Cognition is a network process — necessarily, it’s built around pattern recognition, because networks are specialized towards forming unexpected connections. People understand their lives in terms of narratives, because narratives are patterns of human behavior and interaction. So when people see narratives, either in content or discussion of that content, in which people like them are nonexistent, or used only as foils, villains, freaks, or comic relief, they absorb those narratives, and connect them to the content in question. (And to themselves, in the longer term.) When people perceive the mores of a community as requiring them to swallow their hurt or pretend not to be the people they are, they extend those mores to the topics the community is centered around. (And, again, to their own mores.)

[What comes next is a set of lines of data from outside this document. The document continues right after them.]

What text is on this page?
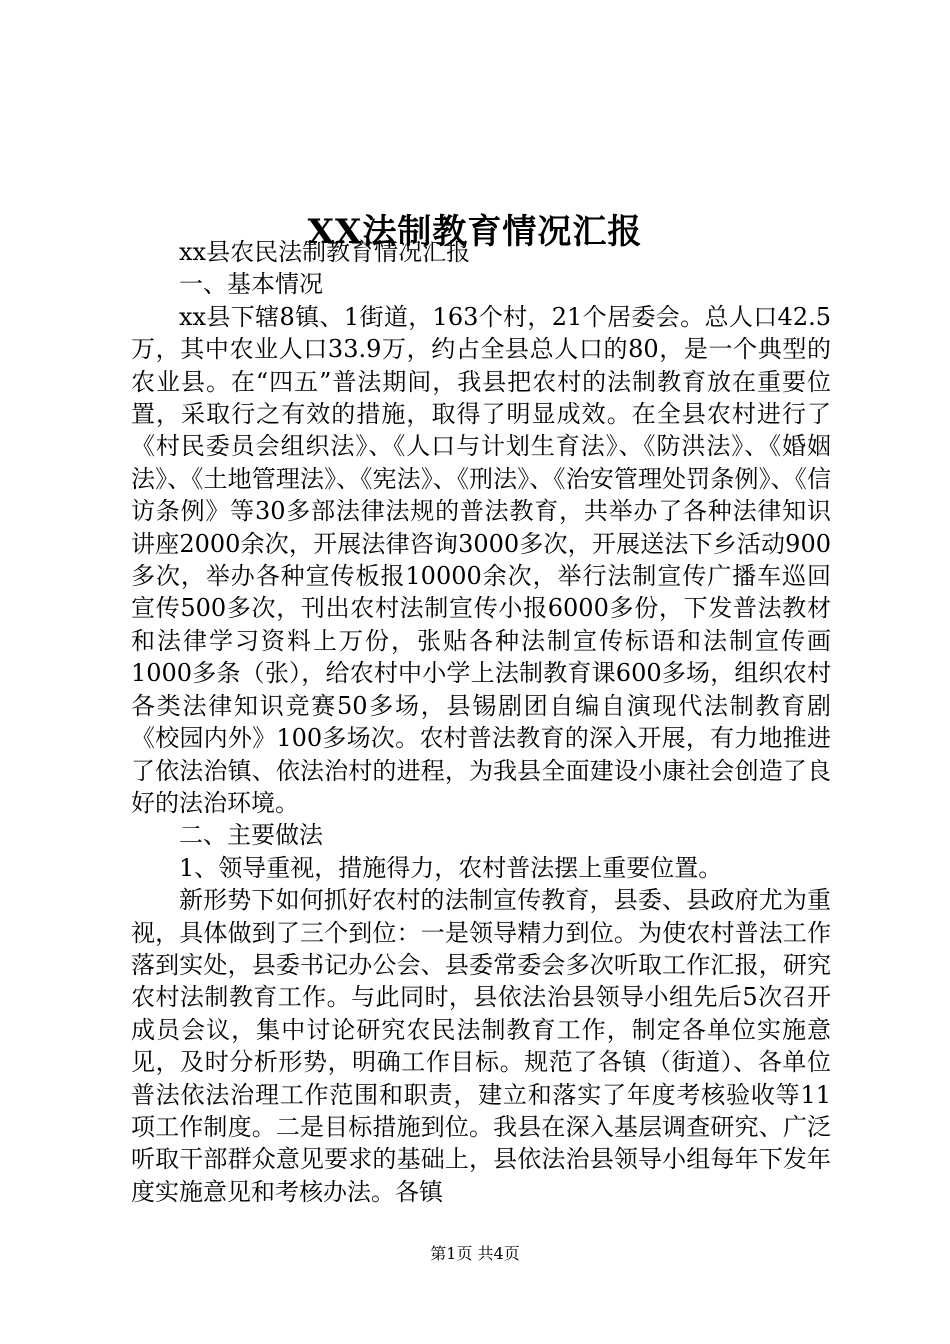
XX法制教育情况汇报

xx县农民法制教育情况汇报

一、基本情况

xx县下辖8镇、1街道，163个村，21个居委会。总人口42.5万，其中农业人口33.9万，约占全县总人口的80，是一个典型的农业县。在“四五”普法期间，我县把农村的法制教育放在重要位置，采取行之有效的措施，取得了明显成效。在全县农村进行了《村民委员会组织法》、《人口与计划生育法》、《防洪法》、《婚姻法》、《土地管理法》、《宪法》、《刑法》、《治安管理处罚条例》、《信访条例》等30多部法律法规的普法教育，共举办了各种法律知识讲座2000余次，开展法律咨询3000多次，开展送法下乡活动900多次，举办各种宣传板报10000余次，举行法制宣传广播车巡回宣传500多次，刊出农村法制宣传小报6000多份，下发普法教材和法律学习资料上万份，张贴各种法制宣传标语和法制宣传画1000多条（张），给农村中小学上法制教育课600多场，组织农村各类法律知识竞赛50多场，县锡剧团自编自演现代法制教育剧《校园内外》100多场次。农村普法教育的深入开展，有力地推进了依法治镇、依法治村的进程，为我县全面建设小康社会创造了良好的法治环境。

二、主要做法

1、领导重视，措施得力，农村普法摆上重要位置。

新形势下如何抓好农村的法制宣传教育，县委、县政府尤为重视，具体做到了三个到位：一是领导精力到位。为使农村普法工作落到实处，县委书记办公会、县委常委会多次听取工作汇报，研究农村法制教育工作。与此同时，县依法治县领导小组先后5次召开成员会议，集中讨论研究农民法制教育工作，制定各单位实施意见，及时分析形势，明确工作目标。规范了各镇（街道）、各单位普法依法治理工作范围和职责，建立和落实了年度考核验收等11项工作制度。二是目标措施到位。我县在深入基层调查研究、广泛听取干部群众意见要求的基础上，县依法治县领导小组每年下发年度实施意见和考核办法。各镇

第1页 共4页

Here’s James W. Loewen, from Lies My Teacher Told Me:

Caste minority children — Native Americans, African Americans, and Hispanics — do worse in all subjects, compared to white or Asian American children, but the gap is largest in social studies. That is because the way American history is taught particularly alienates students of color and children from impoverished families. Feel-good history for affluent white males inevitably amounts to feel-bad history for everybody else…Most have-not students do not consciously take offense and do not rebel but are nonetheless subtly put off. It hurts children’s self-image to swallow what their history books teach about the exceptional fairness of America. Black students consider America history, as usually taught, “white” and assimilative, so they resist learning it. This explains why research shows a bigger performance differential between poor and rich students, or black and white students, in history than in other school subjects. Girls also dislike social studies and history even more than boys, probably because women and women’s concerns and perceptions still go underrepresented in history classes. (p. 301-302)

And history is something you have to take in school.

The question to ask isn’t “How do we attract more women (or people of color, or queer people) to gaming?”

It’s “How do we stop driving them away?”